Efficient adsorption of Diclofenac sodium (cas 15307-79-6) from aqueous solutions using magnetic amine-functionalized chitosan08/09/2019

In this study, we prepared a magnetic composite based on amine-functionalized chitosan (aminochitosan; AmCS) and Fe3O4 to remove diclofenac sodium (DS) from water. The fabricated [email protected]3O4 composite was characterized using Fourier-transform infrared spectroscopy, transmission electron...detailed

Adsorption of Diclofenac sodium (cas 15307-79-6) onto commercial organoclay: Kinetic, equilibrium and thermodynamic study08/08/2019

The presence of pharmaceutic compounds has been widely detected in water and wastewater due to the increase in their production and consumption. Since conventional treatments are not able to totally remove these microcontaminants, more efficient technologies, such as adsorption, must be investig...detailed

Adsorption of Diclofenac sodium (cas 15307-79-6) on bilayer amino-functionalized cellulose nanocrystals/chitosan composite08/07/2019

Residual diclofenac sodium (DS) in the environment is harmful to human health. A promising method for DS removal is the use of adsorbents functionalized with amino groups that can form an ionic bond with the carboxyl group of DS at a suitable pH. In this work, a novel composite adsorbent compose...detailed

Characterisation and optimisation of Diclofenac sodium (cas 15307-79-6) orodispersible thin film formulation08/06/2019

Oral Thin Film (OTF) is a newly emerging drug delivery system which has many benefits for patients. Although there has been some formulation of OTF products, these have mainly been as confectionary or dental health products.
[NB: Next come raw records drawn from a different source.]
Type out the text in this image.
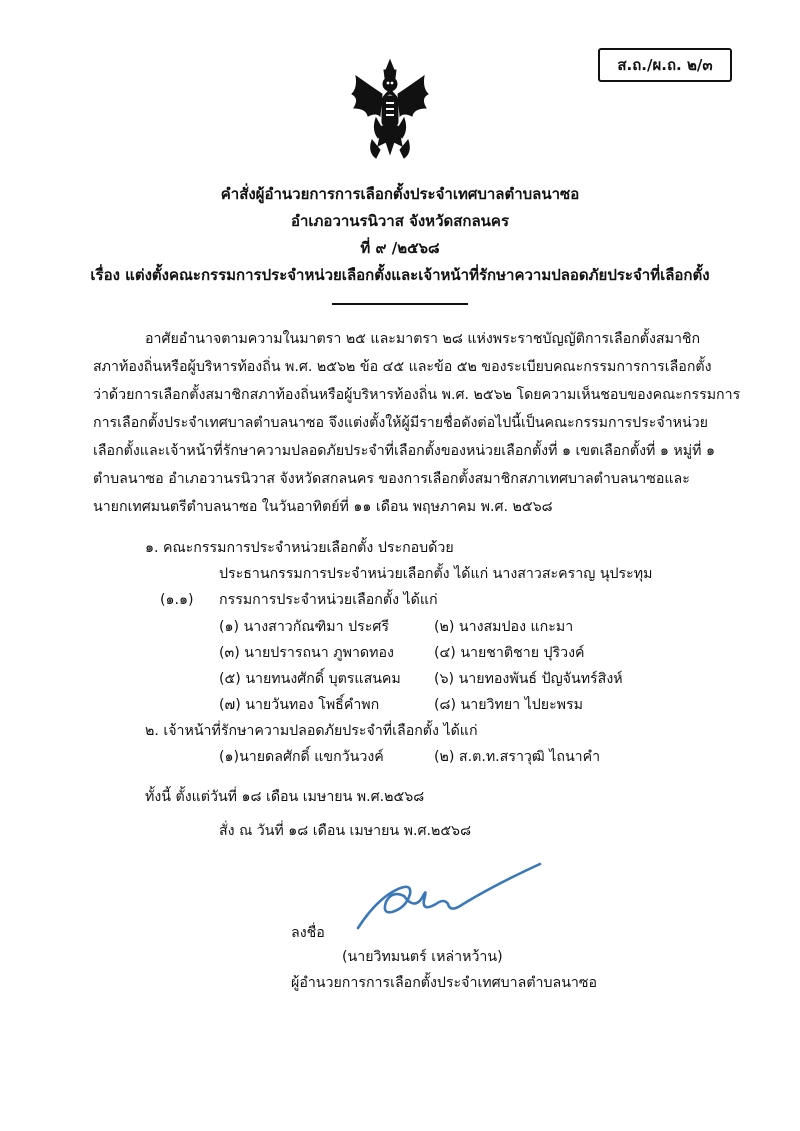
ส.ถ./ผ.ถ. ๒/๓
คำสั่งผู้อำนวยการการเลือกตั้งประจำเทศบาลตำบลนาซอ
อำเภอวานรนิวาส จังหวัดสกลนคร
ที่ ๙ /๒๕๖๘
เรื่อง แต่งตั้งคณะกรรมการประจำหน่วยเลือกตั้งและเจ้าหน้าที่รักษาความปลอดภัยประจำที่เลือกตั้ง
อาศัยอำนาจตามความในมาตรา ๒๕ และมาตรา ๒๘ แห่งพระราชบัญญัติการเลือกตั้งสมาชิก
สภาท้องถิ่นหรือผู้บริหารท้องถิ่น พ.ศ. ๒๕๖๒ ข้อ ๔๕ และข้อ ๕๒ ของระเบียบคณะกรรมการการเลือกตั้ง
ว่าด้วยการเลือกตั้งสมาชิกสภาท้องถิ่นหรือผู้บริหารท้องถิ่น พ.ศ. ๒๕๖๒ โดยความเห็นชอบของคณะกรรมการ
การเลือกตั้งประจำเทศบาลตำบลนาซอ จึงแต่งตั้งให้ผู้มีรายชื่อดังต่อไปนี้เป็นคณะกรรมการประจำหน่วย
เลือกตั้งและเจ้าหน้าที่รักษาความปลอดภัยประจำที่เลือกตั้งของหน่วยเลือกตั้งที่ ๑ เขตเลือกตั้งที่ ๑ หมู่ที่ ๑
ตำบลนาซอ อำเภอวานรนิวาส จังหวัดสกลนคร ของการเลือกตั้งสมาชิกสภาเทศบาลตำบลนาซอและ
นายกเทศมนตรีตำบลนาซอ ในวันอาทิตย์ที่ ๑๑ เดือน พฤษภาคม พ.ศ. ๒๕๖๘
๑. คณะกรรมการประจำหน่วยเลือกตั้ง ประกอบด้วย
ประธานกรรมการประจำหน่วยเลือกตั้ง ได้แก่ นางสาวสะคราญ นุประทุม
(๑.๑) กรรมการประจำหน่วยเลือกตั้ง ได้แก่
(๑) นางสาวกัณฑิมา ประศรี	(๒) นางสมปอง แกะมา
(๓) นายปรารถนา ภูพาดทอง	(๔) นายชาติชาย ปุริวงค์
(๕) นายทนงศักดิ์ บุตรแสนคม (๖) นายทองพันธ์ ปัญจันทร์สิงห์
(๗) นายวันทอง โพธิ์คำพก	(๘) นายวิทยา ไปยะพรม
๒. เจ้าหน้าที่รักษาความปลอดภัยประจำที่เลือกตั้ง ได้แก่
(๑)นายดลศักดิ์ แขกวันวงค์	(๒) ส.ต.ท.สราวุฒิ ไถนาคำ
ทั้งนี้ ตั้งแต่วันที่ ๑๘ เดือน เมษายน พ.ศ.๒๕๖๘
สั่ง ณ วันที่ ๑๘ เดือน เมษายน พ.ศ.๒๕๖๘
ลงชื่อ
(นายวิทมนตร์ เหล่าหว้าน)
ผู้อำนวยการการเลือกตั้งประจำเทศบาลตำบลนาซอ
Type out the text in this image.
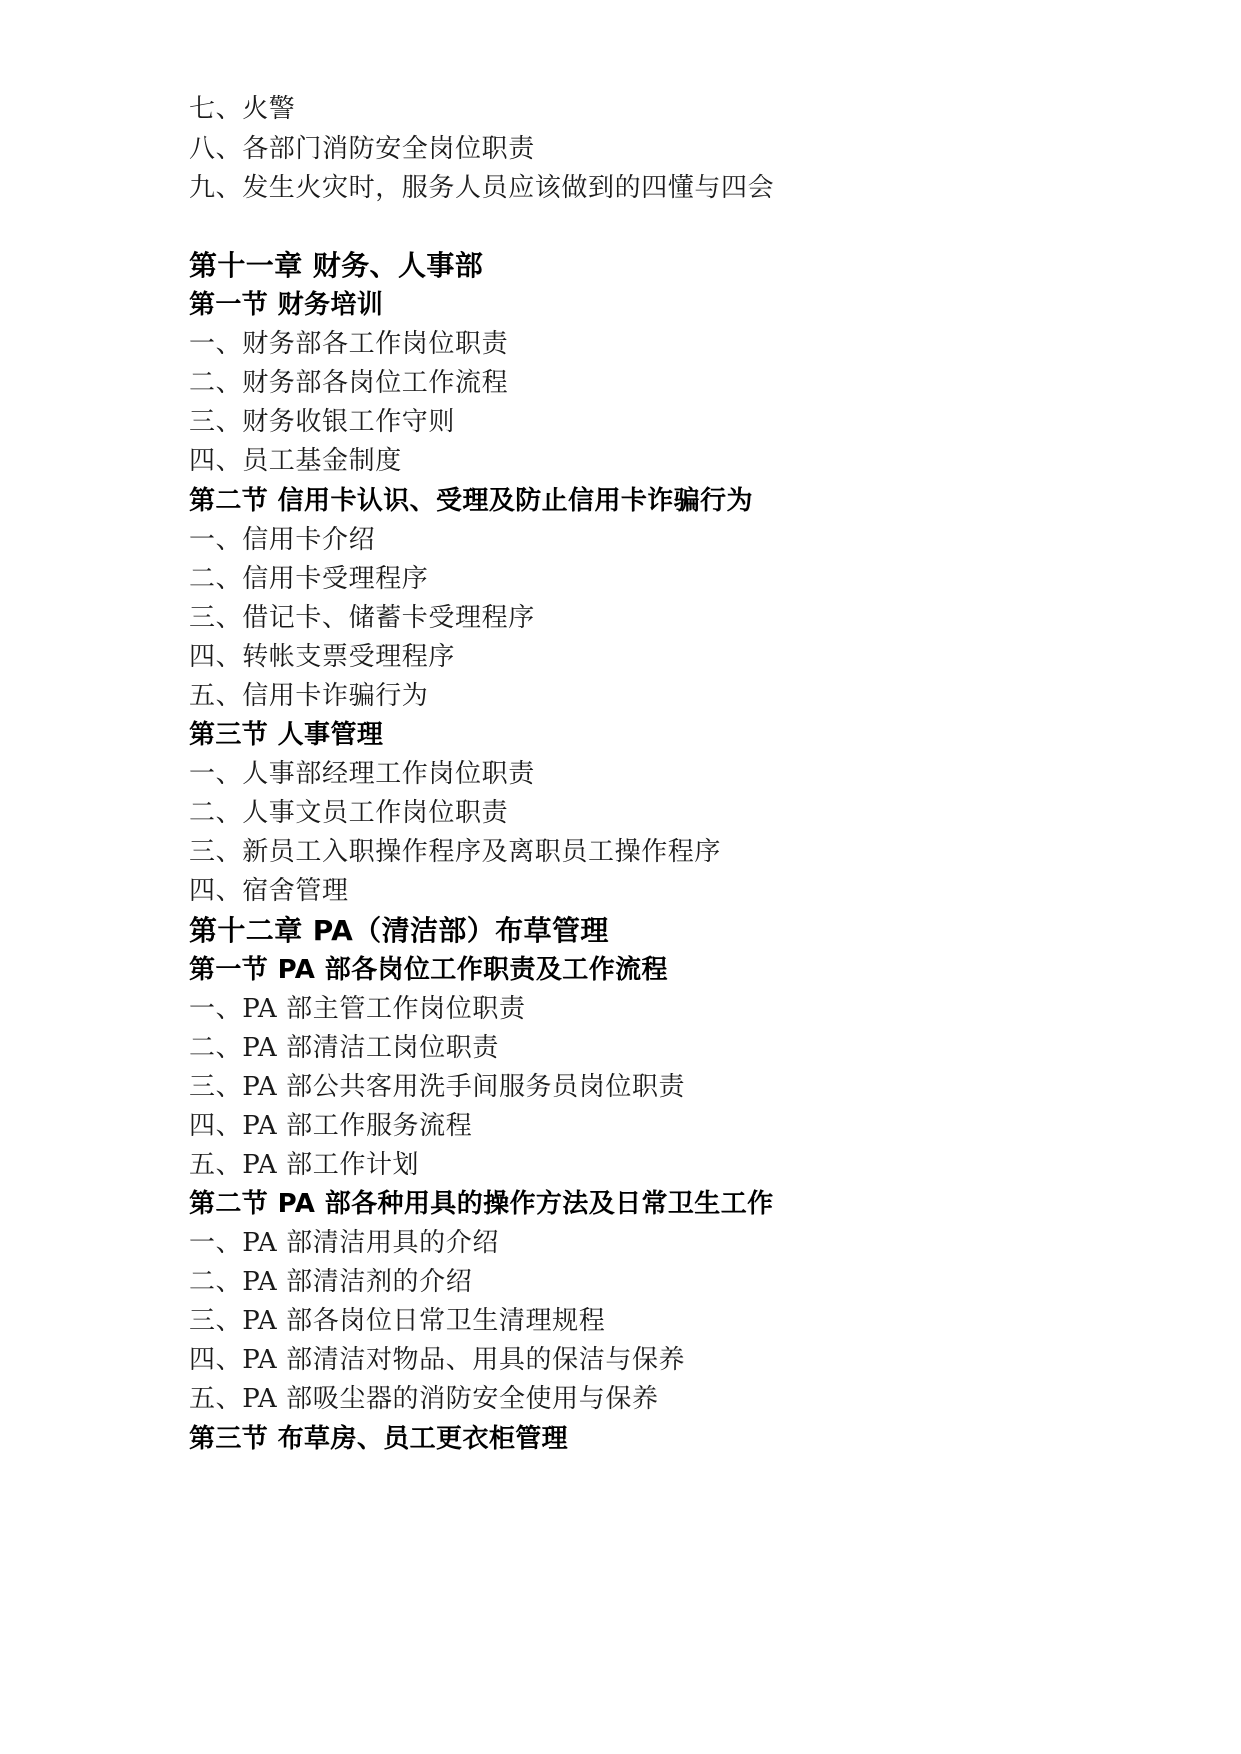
七、火警
八、各部门消防安全岗位职责
九、发生火灾时，服务人员应该做到的四懂与四会
第十一章 财务、人事部
第一节 财务培训
一、财务部各工作岗位职责
二、财务部各岗位工作流程
三、财务收银工作守则
四、员工基金制度
第二节 信用卡认识、受理及防止信用卡诈骗行为
一、信用卡介绍
二、信用卡受理程序
三、借记卡、储蓄卡受理程序
四、转帐支票受理程序
五、信用卡诈骗行为
第三节 人事管理
一、人事部经理工作岗位职责
二、人事文员工作岗位职责
三、新员工入职操作程序及离职员工操作程序
四、宿舍管理
第十二章 PA（清洁部）布草管理
第一节 PA 部各岗位工作职责及工作流程
一、PA 部主管工作岗位职责
二、PA 部清洁工岗位职责
三、PA 部公共客用洗手间服务员岗位职责
四、PA 部工作服务流程
五、PA 部工作计划
第二节 PA 部各种用具的操作方法及日常卫生工作
一、PA 部清洁用具的介绍
二、PA 部清洁剂的介绍
三、PA 部各岗位日常卫生清理规程
四、PA 部清洁对物品、用具的保洁与保养
五、PA 部吸尘器的消防安全使用与保养
第三节 布草房、员工更衣柜管理
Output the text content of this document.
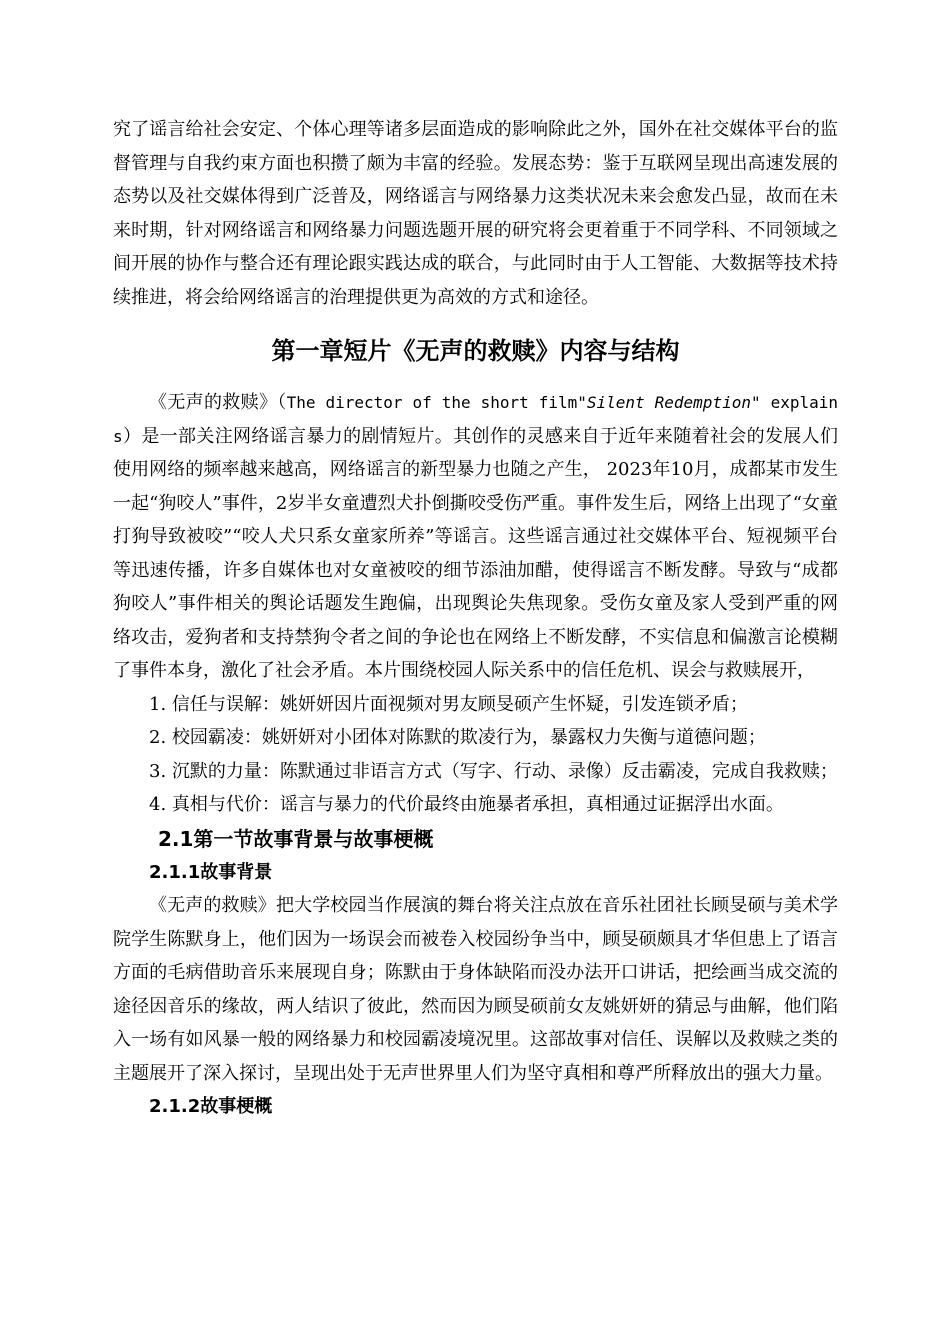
究了谣言给社会安定、个体心理等诸多层面造成的影响除此之外，国外在社交媒体平台的监督管理与自我约束方面也积攒了颇为丰富的经验。发展态势：鉴于互联网呈现出高速发展的态势以及社交媒体得到广泛普及，网络谣言与网络暴力这类状况未来会愈发凸显，故而在未来时期，针对网络谣言和网络暴力问题选题开展的研究将会更着重于不同学科、不同领域之间开展的协作与整合还有理论跟实践达成的联合，与此同时由于人工智能、大数据等技术持续推进，将会给网络谣言的治理提供更为高效的方式和途径。

第一章短片《无声的救赎》内容与结构

《无声的救赎》（The director of the short film"Silent Redemption" explains）是一部关注网络谣言暴力的剧情短片。其创作的灵感来自于近年来随着社会的发展人们使用网络的频率越来越高，网络谣言的新型暴力也随之产生， 2023年10月，成都某市发生一起“狗咬人”事件，2岁半女童遭烈犬扑倒撕咬受伤严重。事件发生后，网络上出现了“女童打狗导致被咬”“咬人犬只系女童家所养”等谣言。这些谣言通过社交媒体平台、短视频平台等迅速传播，许多自媒体也对女童被咬的细节添油加醋，使得谣言不断发酵。导致与“成都狗咬人”事件相关的舆论话题发生跑偏，出现舆论失焦现象。受伤女童及家人受到严重的网络攻击，爱狗者和支持禁狗令者之间的争论也在网络上不断发酵，不实信息和偏激言论模糊了事件本身，激化了社会矛盾。本片围绕校园人际关系中的信任危机、误会与救赎展开，

1. 信任与误解：姚妍妍因片面视频对男友顾旻硕产生怀疑，引发连锁矛盾；

2. 校园霸凌：姚妍妍对小团体对陈默的欺凌行为，暴露权力失衡与道德问题；

3. 沉默的力量：陈默通过非语言方式（写字、行动、录像）反击霸凌，完成自我救赎；

4. 真相与代价：谣言与暴力的代价最终由施暴者承担，真相通过证据浮出水面。

2.1第一节故事背景与故事梗概
2.1.1故事背景

《无声的救赎》把大学校园当作展演的舞台将关注点放在音乐社团社长顾旻硕与美术学院学生陈默身上，他们因为一场误会而被卷入校园纷争当中，顾旻硕颇具才华但患上了语言方面的毛病借助音乐来展现自身；陈默由于身体缺陷而没办法开口讲话，把绘画当成交流的途径因音乐的缘故，两人结识了彼此，然而因为顾旻硕前女友姚妍妍的猜忌与曲解，他们陷入一场有如风暴一般的网络暴力和校园霸凌境况里。这部故事对信任、误解以及救赎之类的主题展开了深入探讨，呈现出处于无声世界里人们为坚守真相和尊严所释放出的强大力量。

2.1.2故事梗概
The most significant benefit of this dosage format will only be realise...detailed

Relevant articles and documents

Synthesis method of diclofenac sodium

The invention discloses a synthesis method of diclofenac sodium, which comprises the following steps: (1) toluene. An oil layer is obtained by adding 2, 6 -dichlorophenol and sodium carbonate, keeping warm and refluxing, extracting the oil layer with water, and adding an alkali heat-preserving reaction in the oil layer to obtain 2, 6 -dichloroaniline. (2) 1, 2 Dichlorodimethylaniline prepared in step (6 -) is heated and melted, chloroacetyl chloride is added dropwise, and the heat is subjected to heat preservation reaction after being heated to crystallize to obtain N - (2, 6 - dichlorophenyl) - phenyl - chloroacetamide. (3) 2 (N - 2 Dichlorophenyl) 6 - phenyl - chloroacetamide prepared in step (-) is reacted with the aluminum trichloride to give a solid 1 - (2, 6 -dichlorophenyl) -2 -indolinone. (4) 3 (1 - 2-dichlorophenyl) 6 -indolinone prepared in step (-2 -) is added to alkali liquor, stirred and heated to reflux to obtain diclofenac sodium. The synthesis method is stable, easy to operate, low in cost, high in yield and suitable for industrial production.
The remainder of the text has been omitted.